|Comics: Philosophy and Practice Auditorium|
The past few months have been intensely busy, and my time has been filled with an exciting, but exhausting internship at a political campaign. In the few hours I haven’t been interning, I’ve been applying to graduate school in Latin America, writing papers for conferences, and preparing to take terrifying tests. And that left very little time for comics. I’ve been back almost three months, but only just today checked a comic out of the library.
But, to be honest, it wasn’t just the lack of time that caused this distance from comics. After a year of studying, I wasn’t able to enjoy them anymore. I was burnt out. Contributing to this malaise was the fact that during two of the past three months unhappiness from leaving Argentina, unemployment (I’m an unpaid intern), and the intense and painful introspection that comes with thinking about the future put me in a foul mood. I though, maybe, the comics period of my life was over. (Yes, yes. A bit dramatic, I know.)
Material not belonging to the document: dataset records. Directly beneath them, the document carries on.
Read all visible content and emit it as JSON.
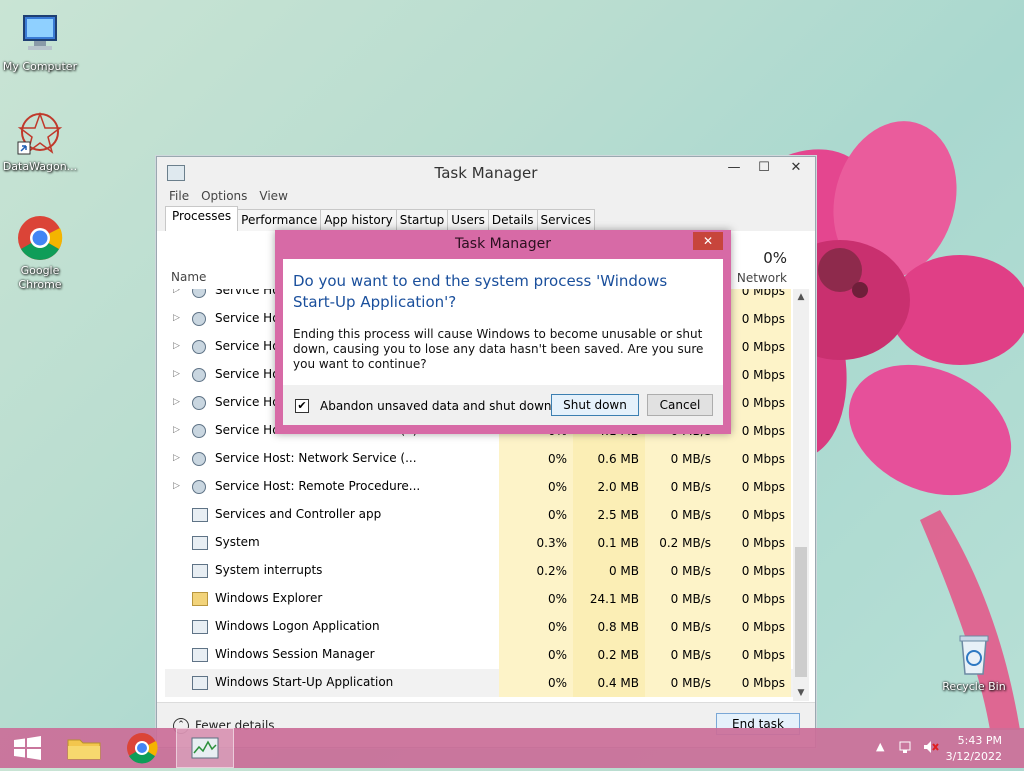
{
  "desktop": {
    "icons": [
      {
        "label": "My Computer"
      },
      {
        "label": "DataWagon..."
      },
      {
        "label": "Google Chrome"
      },
      {
        "label": "Recycle Bin"
      }
    ]
  },
  "task_manager": {
    "title": "Task Manager",
    "menu": [
      "File",
      "Options",
      "View"
    ],
    "tabs": [
      "Processes",
      "Performance",
      "App history",
      "Startup",
      "Users",
      "Details",
      "Services"
    ],
    "active_tab": "Processes",
    "columns": {
      "name": "Name",
      "network_pct": "0%",
      "network": "Network"
    },
    "rows": [
      {
        "name": "Service Host",
        "expandable": true,
        "icon": "gear-icon",
        "cpu": "",
        "mem": "",
        "disk": "",
        "net": "0 Mbps"
      },
      {
        "name": "Service Host",
        "expandable": true,
        "icon": "gear-icon",
        "cpu": "",
        "mem": "",
        "disk": "",
        "net": "0 Mbps"
      },
      {
        "name": "Service Host",
        "expandable": true,
        "icon": "gear-icon",
        "cpu": "",
        "mem": "",
        "disk": "",
        "net": "0 Mbps"
      },
      {
        "name": "Service Host",
        "expandable": true,
        "icon": "gear-icon",
        "cpu": "",
        "mem": "",
        "disk": "",
        "net": "0 Mbps"
      },
      {
        "name": "Service Host",
        "expandable": true,
        "icon": "gear-icon",
        "cpu": "",
        "mem": "",
        "disk": "",
        "net": "0 Mbps"
      },
      {
        "name": "Service Host: Network Service (4)",
        "expandable": true,
        "icon": "gear-icon",
        "cpu": "0%",
        "mem": "4.1 MB",
        "disk": "0 MB/s",
        "net": "0 Mbps"
      },
      {
        "name": "Service Host: Network Service (...",
        "expandable": true,
        "icon": "gear-icon",
        "cpu": "0%",
        "mem": "0.6 MB",
        "disk": "0 MB/s",
        "net": "0 Mbps"
      },
      {
        "name": "Service Host: Remote Procedure...",
        "expandable": true,
        "icon": "gear-icon",
        "cpu": "0%",
        "mem": "2.0 MB",
        "disk": "0 MB/s",
        "net": "0 Mbps"
      },
      {
        "name": "Services and Controller app",
        "expandable": false,
        "icon": "app-icon",
        "cpu": "0%",
        "mem": "2.5 MB",
        "disk": "0 MB/s",
        "net": "0 Mbps"
      },
      {
        "name": "System",
        "expandable": false,
        "icon": "app-icon",
        "cpu": "0.3%",
        "mem": "0.1 MB",
        "disk": "0.2 MB/s",
        "net": "0 Mbps"
      },
      {
        "name": "System interrupts",
        "expandable": false,
        "icon": "app-icon",
        "cpu": "0.2%",
        "mem": "0 MB",
        "disk": "0 MB/s",
        "net": "0 Mbps"
      },
      {
        "name": "Windows Explorer",
        "expandable": false,
        "icon": "folder-icon",
        "cpu": "0%",
        "mem": "24.1 MB",
        "disk": "0 MB/s",
        "net": "0 Mbps"
      },
      {
        "name": "Windows Logon Application",
        "expandable": false,
        "icon": "app-icon",
        "cpu": "0%",
        "mem": "0.8 MB",
        "disk": "0 MB/s",
        "net": "0 Mbps"
      },
      {
        "name": "Windows Session Manager",
        "expandable": false,
        "icon": "app-icon",
        "cpu": "0%",
        "mem": "0.2 MB",
        "disk": "0 MB/s",
        "net": "0 Mbps"
      },
      {
        "name": "Windows Start-Up Application",
        "expandable": false,
        "icon": "app-icon",
        "cpu": "0%",
        "mem": "0.4 MB",
        "disk": "0 MB/s",
        "net": "0 Mbps",
        "selected": true
      }
    ],
    "footer": {
      "fewer_details": "Fewer details",
      "end_task": "End task"
    }
  },
  "dialog": {
    "title": "Task Manager",
    "close": "✕",
    "question": "Do you want to end the system process 'Windows Start-Up Application'?",
    "message": "Ending this process will cause Windows to become unusable or shut down, causing you to lose any data hasn't been saved. Are you sure you want to continue?",
    "checkbox_label": "Abandon unsaved data and shut down.",
    "checkbox_checked": true,
    "shutdown_label": "Shut down",
    "cancel_label": "Cancel"
  },
  "taskbar": {
    "time": "5:43 PM",
    "date": "3/12/2022",
    "tray_arrow": "▲"
  },
  "colors": {
    "dialog_frame": "#d76aa6",
    "taskbar": "#cb6e98",
    "question_text": "#1a4f9c",
    "cpu_highlight": "#fdf3c8",
    "mem_highlight": "#fbeeb5"
  }
}
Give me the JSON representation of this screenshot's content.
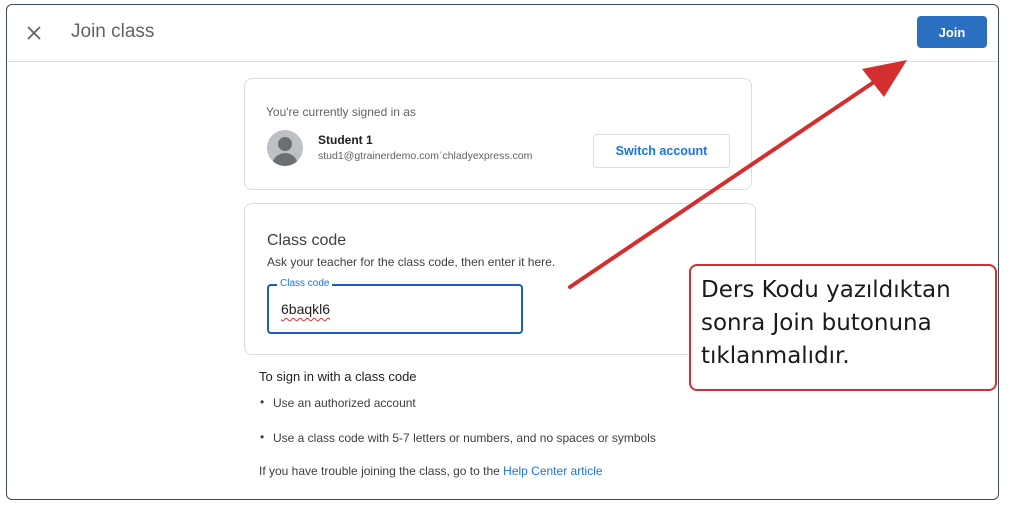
{
  "header": {
    "close_icon": "close-icon",
    "title": "Join class",
    "join_label": "Join"
  },
  "account": {
    "signed_in_label": "You're currently signed in as",
    "avatar_icon": "person-avatar-icon",
    "name": "Student 1",
    "email": "stud1@gtrainerdemo.comʾchladyexpress.com",
    "switch_label": "Switch account"
  },
  "class_code": {
    "title": "Class code",
    "help": "Ask your teacher for the class code, then enter it here.",
    "field_label": "Class code",
    "field_value": "6baqkl6"
  },
  "instructions": {
    "title": "To sign in with a class code",
    "items": [
      "Use an authorized account",
      "Use a class code with 5-7 letters or numbers, and no spaces or symbols"
    ],
    "trouble_prefix": "If you have trouble joining the class, go to the ",
    "help_link": "Help Center article"
  },
  "annotation": {
    "text": "Ders Kodu yazıldıktan sonra Join butonuna tıklanmalıdır.",
    "arrow_color": "#d32f2f"
  },
  "colors": {
    "accent": "#1a73e8",
    "join_button": "#2a6fc0",
    "annotation": "#d32f2f"
  }
}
But this past weekend’s Comics: Philosophy and Practice, a three-day long academic comics conference at the University of Chicago, reinvigorated me. First of all, I was volunteering and got to meet a bunch of thoughtful, like-minded comics fans. Then, the conference included panels and interviews with some of my favorite illustrators, like R. Crumb, Alison Bechdel, Chris Ware, Lynda Barry, Seth, Daniel Clowes, Joe Sacco, Charles Burns, and Aileen Kominsky-Crumb. And finally, the conference gave me hope that I might find a way to pursue comics academically. The organizer, Hillary Chute, is a professor at the University of Chicago and writes extensively on graphic novels. An academic field exists for studying comics, and given the good turnout, I think it will be growing in the near future.
So, inspired by comics, I write again.